Prosecution wraps its case at Alex Murdaugh murder trial
Alex Murdaugh's theft of millions of dollars was about to be revealed so he killed his wife and son to buy time to figure a way out, a prosecutor said Wednesday during closing arguments in the disgraced South Carolina attorney's murder trial.
Murdaugh's fear that his decade-long theft would be exposed and his desire to maintain his lofty standing in the community led him to make sure his wife and younger son were at the family's Colleton County home on June 7, 2021, so that he could kill them as part of a clever plan aided by his knowledge of how criminal cases are constructed, prosecutor Creighton Waters told jurors.
"The pressures on this man were unbearable. And they were all reaching a crescendo the day his wife and son were murdered by him," Waters said. The defense would get to sum up its case later Wednesday.
Murdaugh, 54, faces 30 years to life in prison if he is convicted of either murder count. Investigators said his 22-year-old son, Paul, was shot twice with a shotgun and his 52-year-old wife, Maggie, was shot four or five times with a rifle outside of the kennels on their property.
Jurors began the day with a visit to the crime scene, where a pool reporter said at least one of them carefully inspected the door frame of a storage closet where Paul Murdaugh was standing when he was killed.
The key piece of evidence connecting Alex Murdaugh to the killings is a video Paul Murdaugh shot from the kennels about five minutes before he last used his cellphone. It took more than a year for federal agents to hack into the young man's locked iPhone and find it.
Although the weapons used to kill the victims haven't been found, an expert testified that the markings on the bullet casings found near Maggie Murdaugh's body matched those found on casings at a shooting range on the family's property.
But there was no blood spatter or DNA linking the killings to Alex Murdaugh or anyone else, and prosecutors never laid out how they think Murdaugh could have killed his family, cleaned himself up, disposed of the clothes and weapons, and composed himself in the 15-minute window before GPS data shows he left the property to visit his ailing mother.

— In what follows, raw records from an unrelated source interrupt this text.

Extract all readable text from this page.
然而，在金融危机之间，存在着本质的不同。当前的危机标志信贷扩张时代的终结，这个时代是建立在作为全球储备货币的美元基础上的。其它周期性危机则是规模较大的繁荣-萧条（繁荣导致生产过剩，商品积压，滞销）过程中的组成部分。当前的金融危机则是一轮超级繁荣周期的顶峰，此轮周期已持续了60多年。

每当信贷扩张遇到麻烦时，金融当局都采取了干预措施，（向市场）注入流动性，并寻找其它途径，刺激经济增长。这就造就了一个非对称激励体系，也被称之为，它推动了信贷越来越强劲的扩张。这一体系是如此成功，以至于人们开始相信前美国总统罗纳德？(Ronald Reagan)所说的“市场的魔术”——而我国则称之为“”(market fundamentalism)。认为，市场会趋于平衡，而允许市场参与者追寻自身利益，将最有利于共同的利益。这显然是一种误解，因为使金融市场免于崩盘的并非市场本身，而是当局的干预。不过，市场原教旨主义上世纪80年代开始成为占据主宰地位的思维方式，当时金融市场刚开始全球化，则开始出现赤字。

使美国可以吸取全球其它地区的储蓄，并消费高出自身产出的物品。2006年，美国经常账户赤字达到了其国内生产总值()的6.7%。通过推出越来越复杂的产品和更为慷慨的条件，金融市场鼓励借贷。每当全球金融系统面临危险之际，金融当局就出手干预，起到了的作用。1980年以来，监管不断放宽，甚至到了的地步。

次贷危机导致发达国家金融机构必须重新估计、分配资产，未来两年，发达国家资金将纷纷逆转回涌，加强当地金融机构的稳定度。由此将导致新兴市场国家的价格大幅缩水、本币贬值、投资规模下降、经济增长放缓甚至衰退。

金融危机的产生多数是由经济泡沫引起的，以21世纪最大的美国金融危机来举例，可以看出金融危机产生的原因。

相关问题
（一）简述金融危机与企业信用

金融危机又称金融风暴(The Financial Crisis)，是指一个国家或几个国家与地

The prosecution's star crime scene expert said there isn't enough evidence to definitely say whether there were one or two shooters at the kennels.
Still, Waters said there is enough evidence to link the killings to the financial crimes and to Alex Murdaugh being the only person with the means and opportunity to kill his wife and son.
"As all of these pressures were mounting, the defendant killed Maggie and Paul,' Waters said, pulling out his cellphone and waving it. "The forensic timeline puts him there. The use of the family weapons collaborates it. And his lies and his guilty actions afterward confirm that."
Waters said Alex Murdaugh has been lying for years to cover up his opioid addiction and theft of money from his law firm and clients, so it would be easy to lie about being at the kennels and killing his family, and to lie while testifying in his own defense last week.
"Always having to stay one step ahead of the game. Always have to literally beg, borrow and steal for over a decade to have the truth from being exposed," Waters said.
The defense has said state agents conducted a poor investigation that focused too quickly on Alex Murdaugh and missed evidence such as fingerprints and shoe prints that could have led to the real killers.
They asked for jurors to be allowed to visit the property in order to help them understand how small the storage room is where Paul Murdaugh was killed and the distance between the two bodies.
Prosecutors opposed the visit, saying the scene looks different than it did in June 2021, as trees and vegetation have grown and no one has lived on the property since the killings.
Judge Clifton Newman allowed the visit but cautioned jurors about the differences in how the property looks now. They were also cautioned to watch for snakes.
Once closing arguments are finished, the jurors will get their instructions and begin deliberating what they learned during a trial that has included more than 75 witnesses and lasted more than six weeks. They will be able to review about 800 documents, photographs, videos of police interviews of Alex Murdaugh and other exhibits while deciding on a verdict.